HS2: The headless chicken of UK infrastructure?

In 1945 a Colorado farmer named Lloyd Olsen went into his yard with an axe to kill one of his chickens for supper. However, he botched the execution and, whilst removing the cockerel’s head, he left the bulk of the bird’s brain stem intact.

The result was that the chicken – which subsequently became famous as Mike the Headless Chicken – was still able to walk, mount his perch, attempt to preen himself and (unsuccessfully) crow at the dawn. For eighteen months Mike (with help from Mr Olsen, who fed him using a pipette) toured county shows and rural fairs, earning $4,500 a month at the peak of his fame. Sadly, like so many celebrities, Mike met an ignominious end, choking to death in a motel in Phoenix in 1947.

At this point, if indeed you are still reading, you will be wondering why I have shared this bizarre and macabre story with you. My reasons are two fold – firstly, it is an amusing story that says a lot about what passed for entertainment in the USA before the advent of television and, secondly, it struck me that there were some useful parallels with the current debate over controversial rail project High Speed 2 (HS2).

HS2 currently gives every impression of being a project that has been politically decapitated. In the past week alone the Institute of Director’s has branded it “one grand folly”, the Institute of Economic Affairs has warned it could cost as much as £80 billion, former Chancellor Alistair Darling predicted that the project would rob the rest of the rail system of investment and shadow transport secretary Maria Eagle has indicated that a future Labour government would delay and redesign the scheme and, ultimately, scrap it if costs rose above £50 billion.

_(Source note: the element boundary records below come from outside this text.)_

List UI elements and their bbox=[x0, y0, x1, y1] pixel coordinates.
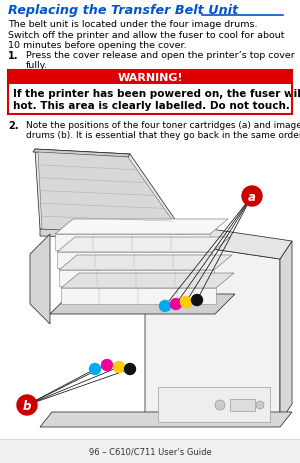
Polygon shape bbox=[38, 153, 182, 234]
Polygon shape bbox=[35, 150, 185, 234]
Polygon shape bbox=[30, 234, 50, 324]
Polygon shape bbox=[33, 150, 130, 158]
Polygon shape bbox=[40, 412, 292, 427]
Circle shape bbox=[17, 395, 37, 415]
Polygon shape bbox=[50, 294, 235, 314]
Circle shape bbox=[124, 364, 136, 375]
Text: 1.: 1. bbox=[8, 51, 19, 61]
Circle shape bbox=[256, 401, 264, 409]
Circle shape bbox=[170, 299, 182, 310]
Circle shape bbox=[181, 297, 191, 308]
Text: drums (b). It is essential that they go back in the same order.: drums (b). It is essential that they go … bbox=[26, 131, 300, 140]
Polygon shape bbox=[61, 274, 234, 288]
Circle shape bbox=[101, 360, 112, 371]
Text: b: b bbox=[23, 399, 31, 412]
Polygon shape bbox=[145, 221, 292, 259]
Text: The belt unit is located under the four image drums.: The belt unit is located under the four … bbox=[8, 20, 257, 29]
Polygon shape bbox=[59, 270, 214, 287]
Bar bbox=[0, 439, 300, 463]
Circle shape bbox=[160, 301, 170, 312]
Text: Replacing the Transfer Belt Unit: Replacing the Transfer Belt Unit bbox=[8, 4, 238, 17]
Polygon shape bbox=[55, 219, 228, 234]
Polygon shape bbox=[40, 230, 185, 239]
Text: WARNING!: WARNING! bbox=[117, 73, 183, 83]
Circle shape bbox=[89, 364, 100, 375]
Polygon shape bbox=[145, 239, 280, 422]
Text: Press the cover release and open the printer’s top cover
fully.: Press the cover release and open the pri… bbox=[26, 51, 295, 70]
Circle shape bbox=[113, 362, 124, 373]
Polygon shape bbox=[55, 234, 210, 250]
Polygon shape bbox=[280, 242, 292, 422]
Text: 96 – C610/C711 User’s Guide: 96 – C610/C711 User’s Guide bbox=[88, 446, 212, 456]
Polygon shape bbox=[61, 288, 216, 304]
Text: a: a bbox=[248, 191, 256, 204]
Polygon shape bbox=[158, 387, 270, 422]
Polygon shape bbox=[57, 238, 230, 252]
Bar bbox=[230, 399, 255, 411]
Circle shape bbox=[242, 187, 262, 206]
Polygon shape bbox=[59, 256, 232, 270]
Circle shape bbox=[215, 400, 225, 410]
Circle shape bbox=[191, 295, 203, 306]
Text: If the printer has been powered on, the fuser will be: If the printer has been powered on, the … bbox=[13, 89, 300, 99]
Text: Switch off the printer and allow the fuser to cool for about
10 minutes before o: Switch off the printer and allow the fus… bbox=[8, 31, 284, 50]
Bar bbox=[8, 71, 292, 115]
Polygon shape bbox=[57, 252, 212, 269]
Bar bbox=[8, 85, 292, 115]
Text: hot. This area is clearly labelled. Do not touch.: hot. This area is clearly labelled. Do n… bbox=[13, 101, 290, 111]
Text: 2.: 2. bbox=[8, 121, 19, 131]
Text: Note the positions of the four toner cartridges (a) and image: Note the positions of the four toner car… bbox=[26, 121, 300, 130]
Bar bbox=[8, 71, 292, 85]
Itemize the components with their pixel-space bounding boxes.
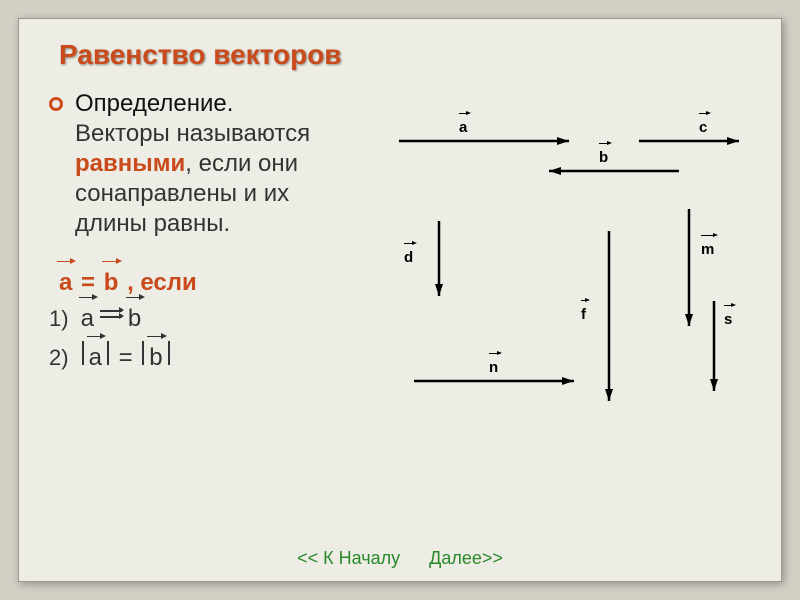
diagram-area: a c b d f m s n (369, 81, 751, 461)
formula-cond-2: 2) a = b (49, 341, 359, 372)
definition-item: Определение. Векторы называются равными,… (49, 89, 359, 239)
formula-cond-1: 1) a b (49, 305, 359, 333)
vector-b-c2: b (147, 344, 164, 372)
definition-body-before: Векторы называются (75, 120, 310, 147)
mag-open-a (82, 341, 84, 365)
slide-title: Равенство векторов (19, 19, 781, 81)
nav-back-link[interactable]: << К Началу (297, 548, 400, 568)
vector-label-b: b (599, 149, 608, 166)
vector-label-a: a (459, 119, 467, 136)
content-area: Определение. Векторы называются равными,… (19, 81, 781, 461)
vector-b-symbol: b (102, 269, 121, 297)
mag-close-b (168, 341, 170, 365)
vector-label-d: d (404, 249, 413, 266)
if-word: , если (127, 269, 197, 297)
definition-text: Определение. Векторы называются равными,… (75, 89, 359, 239)
formula-block: a = b , если 1) a b 2) a = (49, 269, 359, 372)
definition-lead: Определение. (75, 90, 233, 117)
nav-next-link[interactable]: Далее>> (429, 548, 503, 568)
list-number-1: 1) (49, 306, 69, 332)
vector-label-c: c (699, 119, 707, 136)
definition-highlight: равными (75, 150, 185, 177)
vector-label-s: s (724, 311, 732, 328)
nav-bar: << К Началу Далее>> (19, 548, 781, 569)
vector-label-n: n (489, 359, 498, 376)
list-number-2: 2) (49, 345, 69, 371)
slide: Равенство векторов Определение. Векторы … (18, 18, 782, 582)
codirectional-icon (100, 306, 122, 326)
vector-a-symbol: a (57, 269, 74, 297)
vector-label-m: m (701, 241, 714, 258)
equals-sign: = (81, 269, 95, 297)
text-column: Определение. Векторы называются равными,… (49, 81, 369, 461)
vector-diagram (369, 81, 751, 461)
vector-label-f: f (581, 306, 586, 323)
vector-a-c1: a (79, 305, 96, 333)
vector-b-c1: b (126, 305, 143, 333)
vector-a-c2: a (87, 344, 104, 372)
formula-main: a = b , если (49, 269, 359, 297)
mag-open-b (142, 341, 144, 365)
bullet-icon (49, 97, 63, 111)
equals-sign-2: = (119, 344, 133, 372)
mag-close-a (107, 341, 109, 365)
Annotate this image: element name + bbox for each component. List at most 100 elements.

All this is a long way from the project’s inception in 2009, when it provided a rare source of cross-party consensus in pre-coalition UK politics. It was touted as the answer to the thorny issue of Heathrow expansion, the solution to the north-south divide and the UK’s belated response to two generations of underinvestment in rail infrastructure. Support for HS2 has been unravelling for some time. Conservative support has been undermined by grassroots disquiet over the project’s impact upon the communities and landscape along its route, particularly in true-blue heartlands like the Chilterns. Many Tories are deeply concerned about the ever-rising cost of the project and allegations of outdated assumptions in the Department of Transport’s calculations regarding the economic case for the project. In austerity Britain, there is little popular appetite for grand projects. That initial murmurings of opposition have grown to a cacophony and now both the Labour party and a major business organisation – two groups that one would expect to be staunch advocates – have joined that chorus of condemnation, present the clearest signs yet that work on this massive project may never begin.

Of course, as the boss of Crossrail warned in the Telegraph yesterday, the failure of HS2 is a bad omen for other infrastructure projects in the UK. It displays a lack of national ambition and confidence and underlines just how far Britain has fallen since its industrial, 19th century heyday. Stephenson and Brunel are no doubt turning in the graves. But, like Mike the Headless Chicken, HS2 may present the illusion of life for some months yet.  If the project is to avoid finding itself in its own metaphorical motel in Phoenix, its proponents need to go on the offensive with a credible and costed case to justify investment in constrained times. It would be a great shame if a project so ambitious in its conception was to share such an ignominious fate.